Registered Users (C)
In an effort to find out what lengthens the name check process I have asked few people who went throught the N400 process in last year..
My experience was a person who 'stayed put' got a faster response time compared to someone who traveled outside of US a lot.
We have a friend who in 6 years of residency traveled to his home country 2-3 times who got his process in 5 months. On the other hand we have someone who owned a logistics company and traveled to Europe and Asia on business almost twice a month.
Same thing goes for a guy who was a permanent resident for 16 years and didn't travel, didn't even move outside of his county. The opposite one is a person who moved constantly and traveled outside of US a lot..

Any idea if this is a valid pattern?
 
not necessarily true

Hi,

I had only 3 trips of 30 days or less but I am still in name check so I do not think that has any impact.

Regards
 
Any idea if this is a valid pattern?

In my case, I made 8 trips outside the US for a total of 400 days and I became a citizen 5 months after applying. My wife made the exact same trips with me and she'll be a citizen on Tuesday...6 1/2 months after applying.
 
I don't think this has an affect. My Namecheck was close to a year and I have no traveled outside of the US ever since I stepped Foot in it back in April of 2001
 
I have a question. They say that women name check is faster than men.Is that right?
Not "faster" per se ... they're probably less likely to be stuck for a long time.
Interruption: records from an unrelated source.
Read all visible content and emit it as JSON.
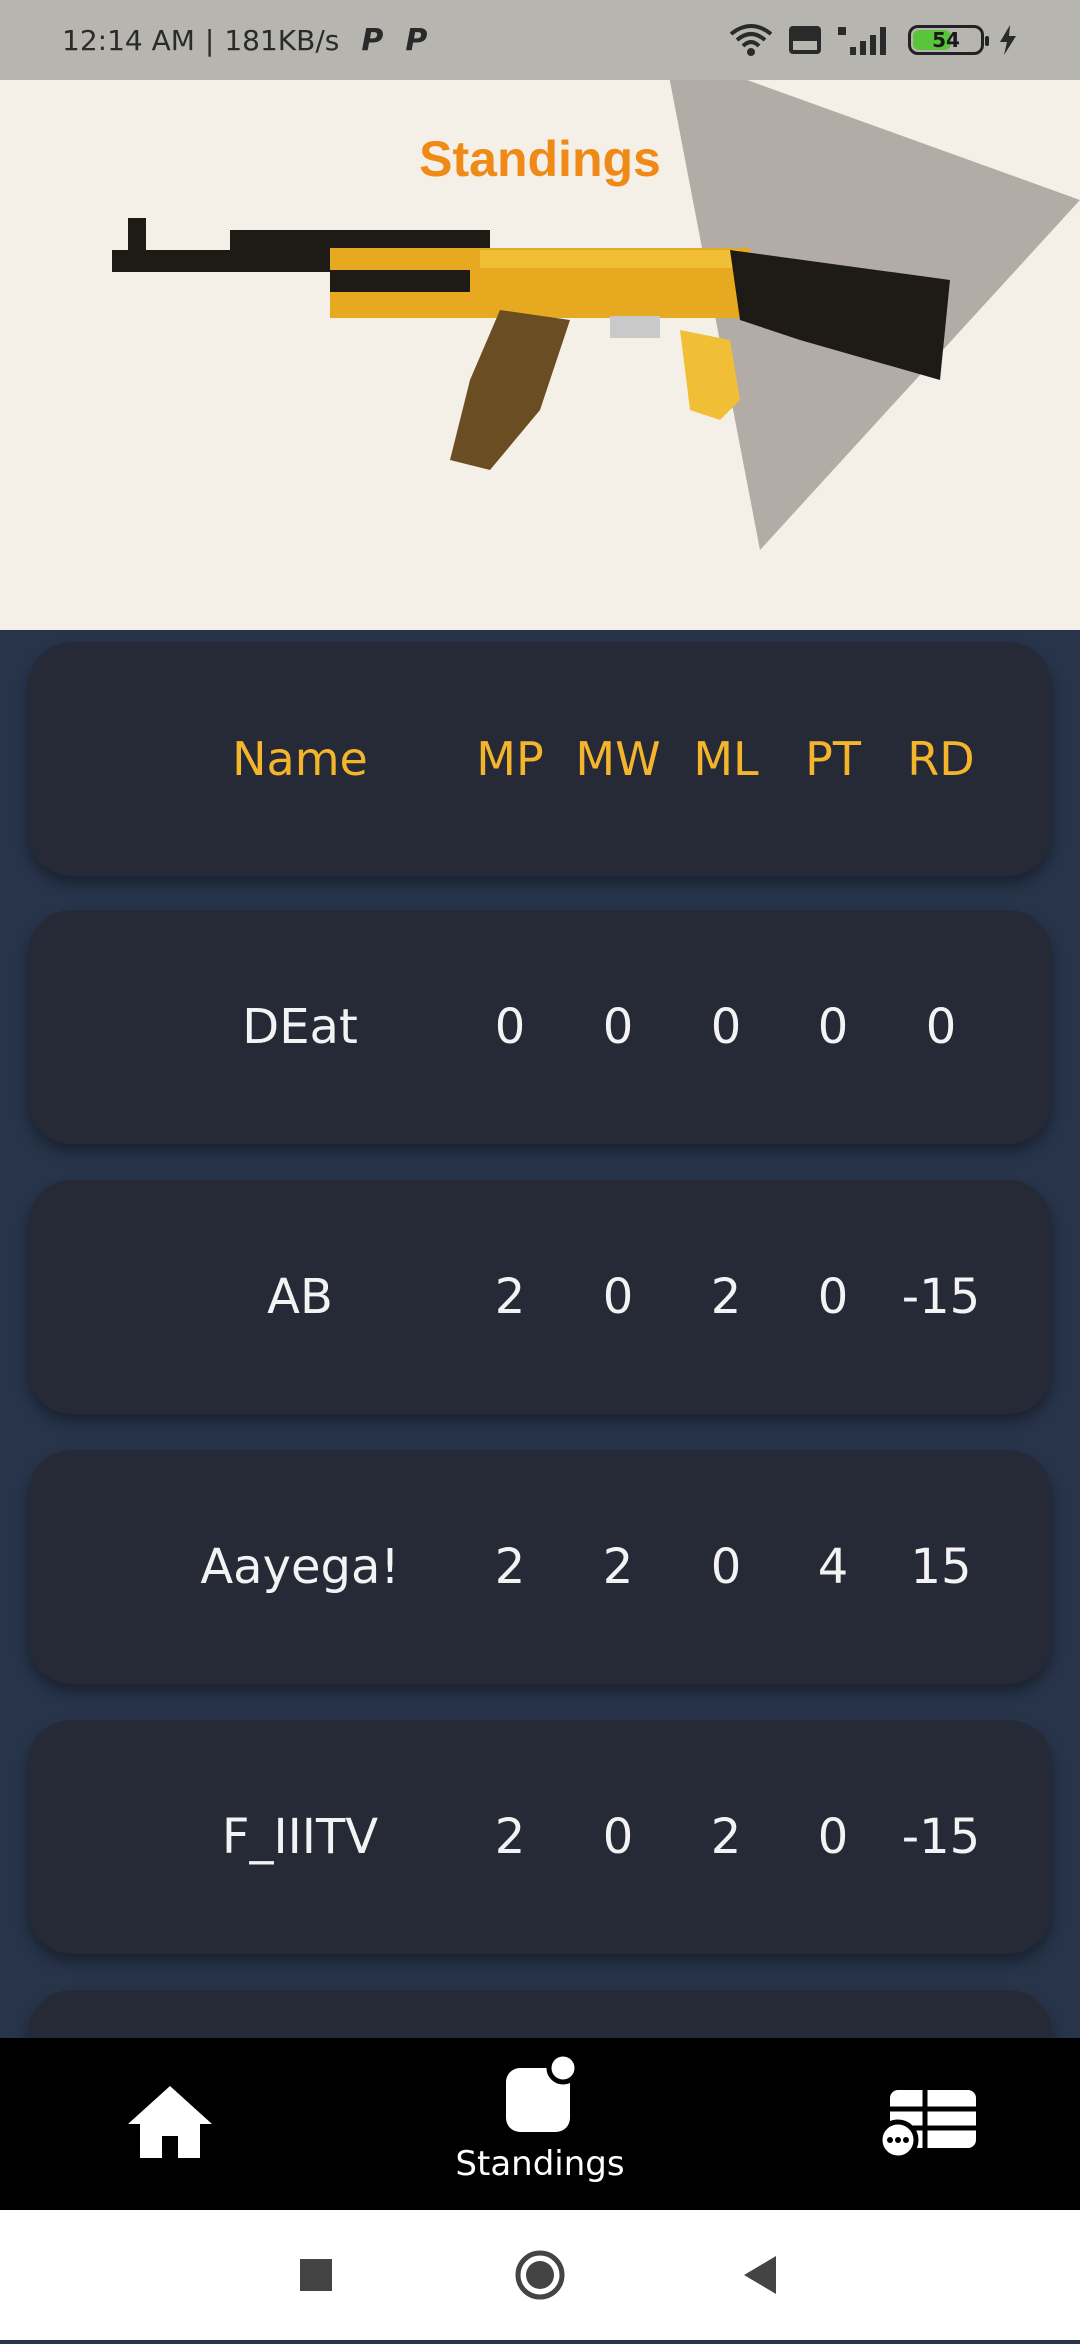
{
  "status_bar": {
    "time": "12:14 AM",
    "net_speed": "181KB/s",
    "notif_icons": [
      "P",
      "P"
    ],
    "battery_level": "54"
  },
  "header": {
    "title": "Standings"
  },
  "table": {
    "columns": [
      "Name",
      "MP",
      "MW",
      "ML",
      "PT",
      "RD"
    ],
    "rows": [
      {
        "name": "DEat",
        "mp": "0",
        "mw": "0",
        "ml": "0",
        "pt": "0",
        "rd": "0"
      },
      {
        "name": "AB",
        "mp": "2",
        "mw": "0",
        "ml": "2",
        "pt": "0",
        "rd": "-15"
      },
      {
        "name": "Aayega!",
        "mp": "2",
        "mw": "2",
        "ml": "0",
        "pt": "4",
        "rd": "15"
      },
      {
        "name": "F_IIITV",
        "mp": "2",
        "mw": "0",
        "ml": "2",
        "pt": "0",
        "rd": "-15"
      }
    ]
  },
  "bottom_nav": {
    "items": [
      {
        "icon": "home-icon",
        "label": ""
      },
      {
        "icon": "standings-icon",
        "label": "Standings"
      },
      {
        "icon": "table-chat-icon",
        "label": ""
      }
    ]
  },
  "colors": {
    "accent_title": "#ef8a17",
    "header_text": "#f4b52c",
    "card_bg": "#252a36",
    "page_bg": "#27344a"
  }
}
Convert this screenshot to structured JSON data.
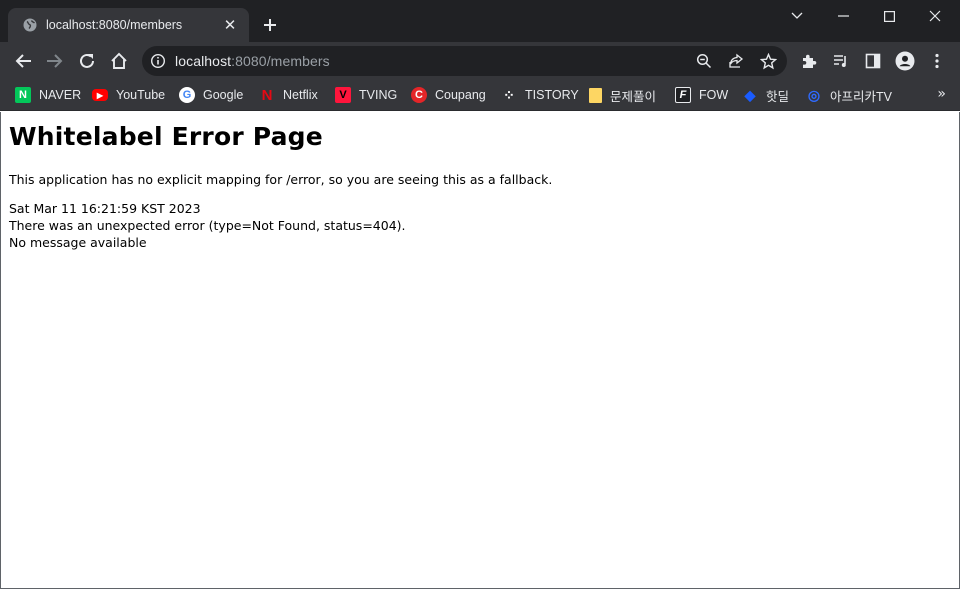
{
  "tab": {
    "title": "localhost:8080/members",
    "close_glyph": "✕",
    "favicon": "globe-icon"
  },
  "new_tab_label": "+",
  "window_controls": [
    "minimize",
    "maximize",
    "close"
  ],
  "omnibox": {
    "host": "localhost",
    "rest": ":8080/members"
  },
  "bookmarks": [
    {
      "label": "NAVER",
      "icon": "naver-icon",
      "color": "#03c75a",
      "glyph": "N"
    },
    {
      "label": "YouTube",
      "icon": "youtube-icon",
      "color": "#ff0000",
      "glyph": "▶"
    },
    {
      "label": "Google",
      "icon": "google-icon",
      "color": "#4285f4",
      "glyph": "G"
    },
    {
      "label": "Netflix",
      "icon": "netflix-icon",
      "color": "#e50914",
      "glyph": "N"
    },
    {
      "label": "TVING",
      "icon": "tving-icon",
      "color": "#ff153c",
      "glyph": "V"
    },
    {
      "label": "Coupang",
      "icon": "coupang-icon",
      "color": "#e52528",
      "glyph": "C"
    },
    {
      "label": "TISTORY",
      "icon": "tistory-icon",
      "color": "#35363a",
      "glyph": "⁘"
    },
    {
      "label": "문제풀이",
      "icon": "folder-icon",
      "color": "#fdd663",
      "glyph": ""
    },
    {
      "label": "FOW",
      "icon": "fow-icon",
      "color": "#202124",
      "glyph": "F"
    },
    {
      "label": "핫딜",
      "icon": "hotdeal-icon",
      "color": "#1a5cff",
      "glyph": "◆"
    },
    {
      "label": "아프리카TV",
      "icon": "afreecatv-icon",
      "color": "#2f6bff",
      "glyph": "◎"
    }
  ],
  "bookmarks_more": "»",
  "page": {
    "title": "Whitelabel Error Page",
    "description": "This application has no explicit mapping for /error, so you are seeing this as a fallback.",
    "timestamp": "Sat Mar 11 16:21:59 KST 2023",
    "error_line": "There was an unexpected error (type=Not Found, status=404).",
    "message_line": "No message available"
  },
  "colors": {
    "frame": "#202124",
    "toolbar": "#35363a",
    "omnibox": "#202124",
    "text_light": "#e8eaed",
    "text_dim": "#9aa0a6"
  }
}
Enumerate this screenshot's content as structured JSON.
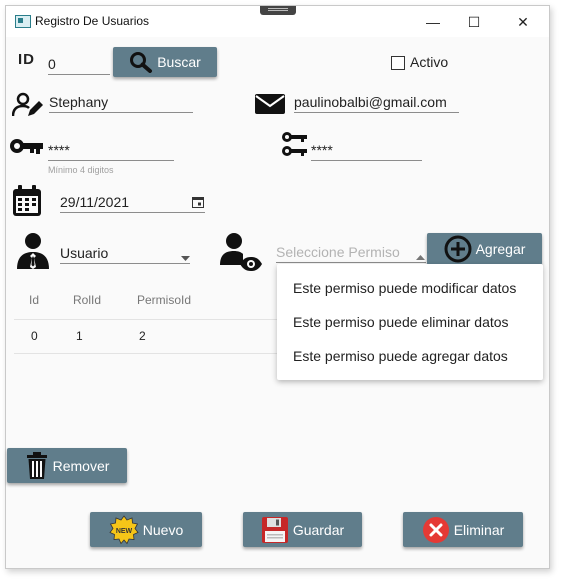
{
  "window": {
    "title": "Registro De Usuarios",
    "minimize": "—",
    "maximize": "☐",
    "close": "✕"
  },
  "form": {
    "id_label": "ID",
    "id_value": "0",
    "buscar_label": "Buscar",
    "activo_label": "Activo",
    "activo_checked": false,
    "nombre_value": "Stephany",
    "email_value": "paulinobalbi@gmail.com",
    "password_value": "****",
    "password_hint": "Mínimo 4 digitos",
    "confirm_value": "****",
    "fecha_value": "29/11/2021",
    "rol_value": "Usuario",
    "permiso_placeholder": "Seleccione Permiso",
    "agregar_label": "Agregar"
  },
  "permisos_dropdown": {
    "items": [
      "Este permiso puede modificar datos",
      "Este permiso puede eliminar datos",
      "Este permiso puede agregar datos"
    ]
  },
  "table": {
    "headers": [
      "Id",
      "RolId",
      "PermisoId"
    ],
    "rows": [
      [
        "0",
        "1",
        "2"
      ]
    ]
  },
  "actions": {
    "remover_label": "Remover",
    "nuevo_label": "Nuevo",
    "guardar_label": "Guardar",
    "eliminar_label": "Eliminar"
  },
  "colors": {
    "button_bg": "#607d8b",
    "accent_red": "#e53935",
    "icon_dark": "#1b1b1b"
  }
}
The more criminals out there that have the same name as you, the more likely you are to get stuck as the FBI search brings up records for those criminals and then they have to manually look through the records to determine that you are not the same person as those criminals.

There are far more male criminals than female, so women are probably less likely to be stuck. Similarly, an uncommon name (male or female) is probably less likely to get stuck.
 
As far as I know, there is no correlation between travel history and namecheck delays. I had 463 days outside the US and sailed through all the background checks without a hitch.
 
I like the expression "sailed through the background checks" :)

I guess our friend flydog *flew* through the name checks :) :)
 
I think there is no connection with name check and number of your time traveling around but might have some relationship with what countries you are traveling to.
 
Don't know if there is any connection, but I remember the interviewer looking over my file during the interview and saying something about all my travel paying off.

Since I had many international trips during the 5 years & have a common last name, my interpretation was that the travel somehow helped with the name check. But no way to really know.